Furthermore, the governance structure of the health benefit commissions, featuring equal representation from labor and management, has produced gridlock. Labor representatives block benefit modifications while management appointees avoid the political battles necessary for reform. Additionally, a 2020 law acts as a governance straitjacket, barring the state employee plan oversight committee from modifying benefits or implementing common-sense design changes until 2028.
Blow from Washington
Into this burning building, the federal government has thrown gasoline via the One Big Beautiful Bill Act. That law represents the largest rollback of federal health care support in U.S. history, cutting more than $1 trillion from Medicaid and health programs.

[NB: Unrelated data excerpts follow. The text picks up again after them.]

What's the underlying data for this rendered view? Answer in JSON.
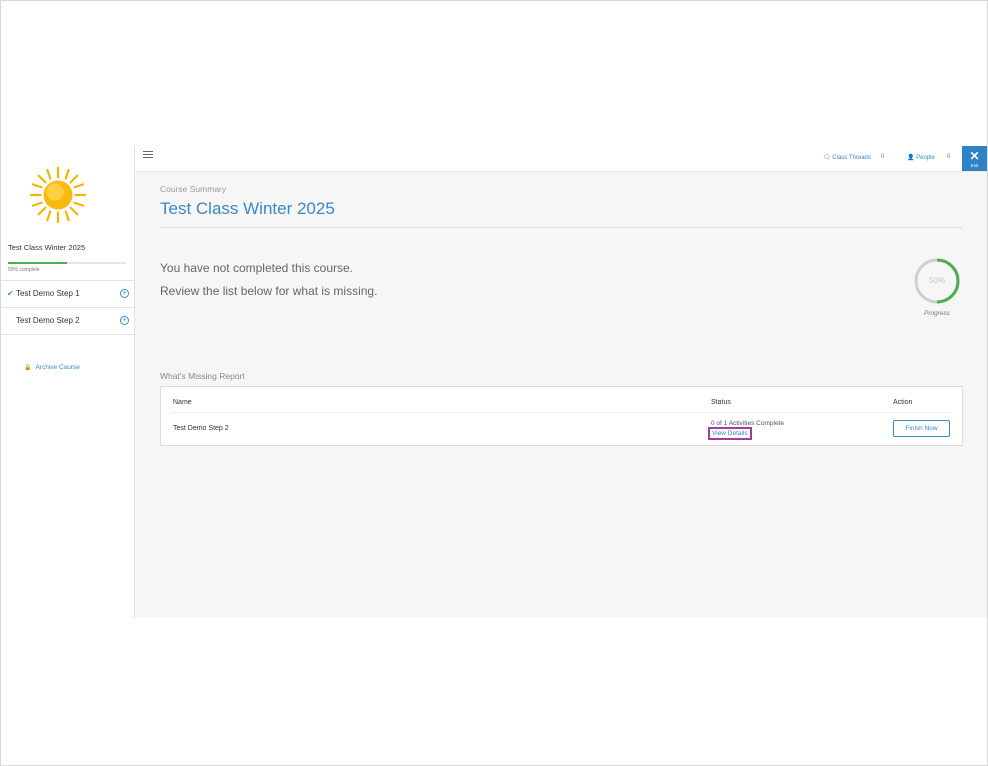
{
  "sidebar": {
    "course_name": "Test Class Winter 2025",
    "progress_fraction": 0.5,
    "progress_text": "50% complete",
    "steps": [
      {
        "label": "Test Demo Step 1",
        "completed": true
      },
      {
        "label": "Test Demo Step 2",
        "completed": false
      }
    ],
    "archive_label": "Archive Course"
  },
  "topbar": {
    "class_threads_label": "Class Threads",
    "class_threads_count": "0",
    "people_label": "People",
    "people_count": "0",
    "exit_label": "Exit"
  },
  "main": {
    "summary_label": "Course Summary",
    "title": "Test Class Winter 2025",
    "message_line1": "You have not completed this course.",
    "message_line2": "Review the list below for what is missing.",
    "progress": {
      "value_text": "50%",
      "fraction": 0.5,
      "caption": "Progress"
    },
    "report": {
      "title": "What's Missing Report",
      "headers": {
        "name": "Name",
        "status": "Status",
        "action": "Action"
      },
      "rows": [
        {
          "name": "Test Demo Step 2",
          "status": "0 of 1 Activities Complete",
          "details_link": "View Details",
          "action_label": "Finish Now"
        }
      ]
    }
  },
  "colors": {
    "accent": "#3a88c5",
    "success": "#4caf50",
    "highlight": "#a13d9b",
    "exit_bg": "#2f82c4"
  }
}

For New Jersey, a state relying on a 50% federal Medicaid match, these reductions will force the state to either cut coverage or drastically increase spending.
The ripple effect will devastate hospital margins. As hospitals lose substantial Medicaid revenue, they will engage in cost-shifting, raising prices charged to private and public employee health plans to compensate for government underpayment. This cost shift will flow directly into New Jersey’s hemorrhaging school and state employee coverage, turning public employee health plans into a pressure-relief valve for the losses that hospitals absorb from federal cuts.
This crisis demands urgent action on multiple fronts, starting with major governance reform.
Gov. Mikie Sherrill and state legislators must convene a multiagency task force to aid in the complete redesign of the state’s health care system. New Jersey needs a reformed governance model with clearer authority to implement cost-control measures. The state must also develop a serious multiyear stabilization plan for the local government program that goes beyond emergency loans, and aggressively pursue prescription drug cost controls, particularly clinical criteria for GLP-1 medications.
At the federal level, New Jersey’s congressional delegation must fiercely fight the most harmful Medicaid cuts.
Finally, New Jersey needs an honest public conversation that acknowledges public employees are not the villains.
Educators, police officers, firefighters and retirees built their lives around benefit promises the state designed. This crisis is the result of decades of deferred reform, and stakeholders deserve honest leadership to enact durable solutions before the system collapses.